Der Gesetzgeber verpflichtet die Krankenkassen, in bestimmten Fällen von Arbeitsunfähigkeit eine gutachtliche Stellungnahme des medizinischen Dienstes einzuholen.
Ziel dabei ist:
die Sicherung des Behandlungserfolgs
die Beseitigung von Zweifeln an der Arbeitsunfähigkeit
die Einleitung von Rehabilitationsmaßnahmen
Begutachtungsverfahren Die Krankenkasse entscheidet, wann der MDK Bayern eingeschaltet wird. Je nach Informationslage gibt der MDK Bayern seine Stellungnahme gegenüber der Krankenkasse im Rahmen einer Krankenkassenberatung, durch ein Gutachten aufgrund der Aktenlage, durch ein Gutachten nach körperlicher Untersuchung oder durch ein sozialmedizinisches Beratungsgespräch mit dem Versicherten ab.
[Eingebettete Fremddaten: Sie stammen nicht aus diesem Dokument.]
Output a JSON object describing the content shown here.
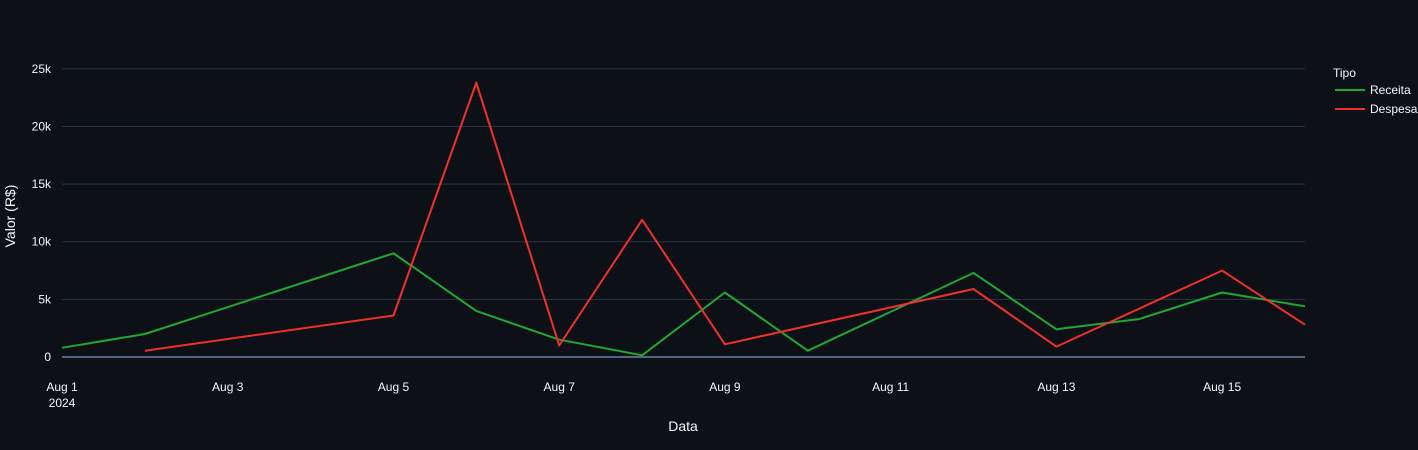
{
  "chart_data": {
    "type": "line",
    "xlabel": "Data",
    "ylabel": "Valor (R$)",
    "xlim": [
      "2024-08-01",
      "2024-08-16"
    ],
    "ylim": [
      -1300,
      27500
    ],
    "x_ticks": [
      {
        "date": "2024-08-01",
        "label": "Aug 1",
        "sublabel": "2024"
      },
      {
        "date": "2024-08-03",
        "label": "Aug 3",
        "sublabel": ""
      },
      {
        "date": "2024-08-05",
        "label": "Aug 5",
        "sublabel": ""
      },
      {
        "date": "2024-08-07",
        "label": "Aug 7",
        "sublabel": ""
      },
      {
        "date": "2024-08-09",
        "label": "Aug 9",
        "sublabel": ""
      },
      {
        "date": "2024-08-11",
        "label": "Aug 11",
        "sublabel": ""
      },
      {
        "date": "2024-08-13",
        "label": "Aug 13",
        "sublabel": ""
      },
      {
        "date": "2024-08-15",
        "label": "Aug 15",
        "sublabel": ""
      }
    ],
    "y_ticks": [
      {
        "value": 0,
        "label": "0"
      },
      {
        "value": 5000,
        "label": "5k"
      },
      {
        "value": 10000,
        "label": "10k"
      },
      {
        "value": 15000,
        "label": "15k"
      },
      {
        "value": 20000,
        "label": "20k"
      },
      {
        "value": 25000,
        "label": "25k"
      }
    ],
    "grid": true,
    "legend": {
      "title": "Tipo",
      "position": "right"
    },
    "series": [
      {
        "name": "Receita",
        "color": "#1fa834",
        "points": [
          {
            "x": "2024-08-01",
            "y": 800
          },
          {
            "x": "2024-08-02",
            "y": 2000
          },
          {
            "x": "2024-08-05",
            "y": 9000
          },
          {
            "x": "2024-08-06",
            "y": 4000
          },
          {
            "x": "2024-08-07",
            "y": 1500
          },
          {
            "x": "2024-08-08",
            "y": 150
          },
          {
            "x": "2024-08-09",
            "y": 5600
          },
          {
            "x": "2024-08-10",
            "y": 550
          },
          {
            "x": "2024-08-12",
            "y": 7300
          },
          {
            "x": "2024-08-13",
            "y": 2400
          },
          {
            "x": "2024-08-14",
            "y": 3300
          },
          {
            "x": "2024-08-15",
            "y": 5600
          },
          {
            "x": "2024-08-16",
            "y": 4400
          }
        ]
      },
      {
        "name": "Despesa",
        "color": "#f0302a",
        "points": [
          {
            "x": "2024-08-02",
            "y": 550
          },
          {
            "x": "2024-08-05",
            "y": 3600
          },
          {
            "x": "2024-08-06",
            "y": 23800
          },
          {
            "x": "2024-08-07",
            "y": 1000
          },
          {
            "x": "2024-08-08",
            "y": 11900
          },
          {
            "x": "2024-08-09",
            "y": 1100
          },
          {
            "x": "2024-08-12",
            "y": 5900
          },
          {
            "x": "2024-08-13",
            "y": 900
          },
          {
            "x": "2024-08-15",
            "y": 7500
          },
          {
            "x": "2024-08-16",
            "y": 2800
          }
        ]
      }
    ]
  }
}
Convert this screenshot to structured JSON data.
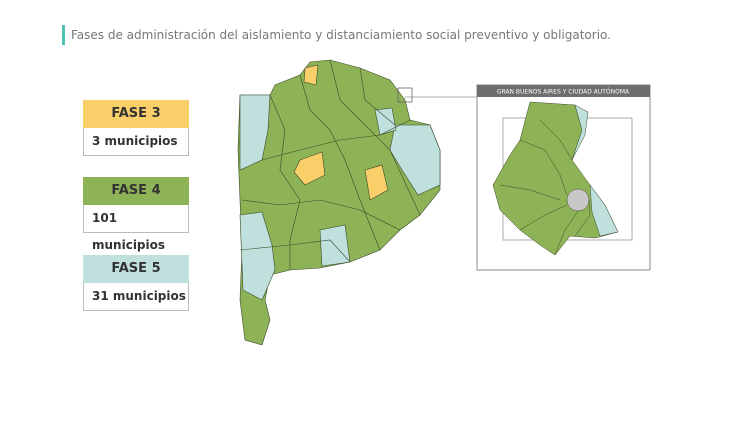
{
  "title": "Fases de administración del aislamiento y distanciamiento social preventivo y obligatorio.",
  "legend": [
    {
      "phase": "FASE 3",
      "count": "3 municipios"
    },
    {
      "phase": "FASE 4",
      "count": "101 municipios"
    },
    {
      "phase": "FASE 5",
      "count": "31 municipios"
    }
  ],
  "inset": {
    "title": "GRAN BUENOS AIRES Y CIUDAD AUTÓNOMA"
  }
}
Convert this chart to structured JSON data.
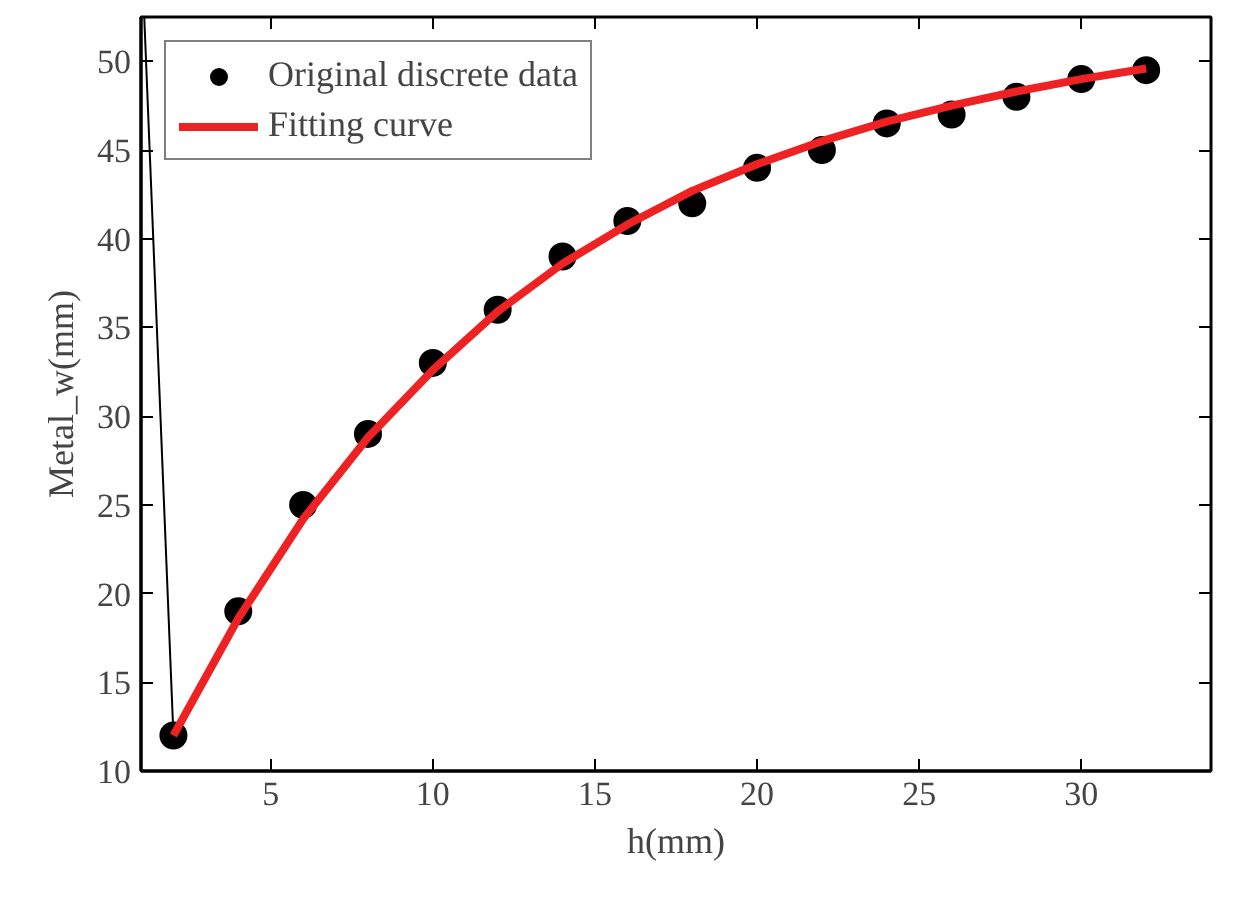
{
  "chart_data": {
    "type": "scatter",
    "xlabel": "h(mm)",
    "ylabel": "Metal_w(mm)",
    "xlim": [
      1,
      34
    ],
    "ylim": [
      10,
      52.5
    ],
    "xticks": [
      5,
      10,
      15,
      20,
      25,
      30
    ],
    "yticks": [
      10,
      15,
      20,
      25,
      30,
      35,
      40,
      45,
      50
    ],
    "legend": "top left",
    "grid": false,
    "series": [
      {
        "name": "Original discrete data",
        "marker": "circle",
        "color": "#000000",
        "x": [
          2,
          4,
          6,
          8,
          10,
          12,
          14,
          16,
          18,
          20,
          22,
          24,
          26,
          28,
          30,
          32
        ],
        "values": [
          12,
          19,
          25,
          29,
          33,
          36,
          39,
          41,
          42,
          44,
          45,
          46.5,
          47,
          48,
          49,
          49.5
        ]
      },
      {
        "type": "line",
        "color": "#000000",
        "x": [
          1.1,
          2
        ],
        "values": [
          52.5,
          12
        ]
      },
      {
        "name": "Fitting curve",
        "type": "line",
        "color": "#ee2222",
        "x": [
          2,
          4,
          6,
          8,
          10,
          12,
          14,
          16,
          18,
          20,
          22,
          24,
          26,
          28,
          30,
          32
        ],
        "values": [
          12,
          18.6,
          24.2,
          28.8,
          32.6,
          35.9,
          38.6,
          40.8,
          42.7,
          44.2,
          45.5,
          46.6,
          47.5,
          48.3,
          49.0,
          49.6
        ]
      }
    ]
  }
}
Gutachter geben Empfehlungen Zusätzlich geben die MDK-Gutachter Empfehlungen zu weiteren therapeutischen Maßnahmen ab und äußern sich ggf. auch zu beruflichen Aspekten. Dies können beispielsweise Vorschläge zu berufsfördernden Maßnahmen, zur stufenweisen Wiedereingliederung in den Arbeitsprozess, für einen Arbeitsplatzwechsel oder für eine betriebliche Umsetzung sein.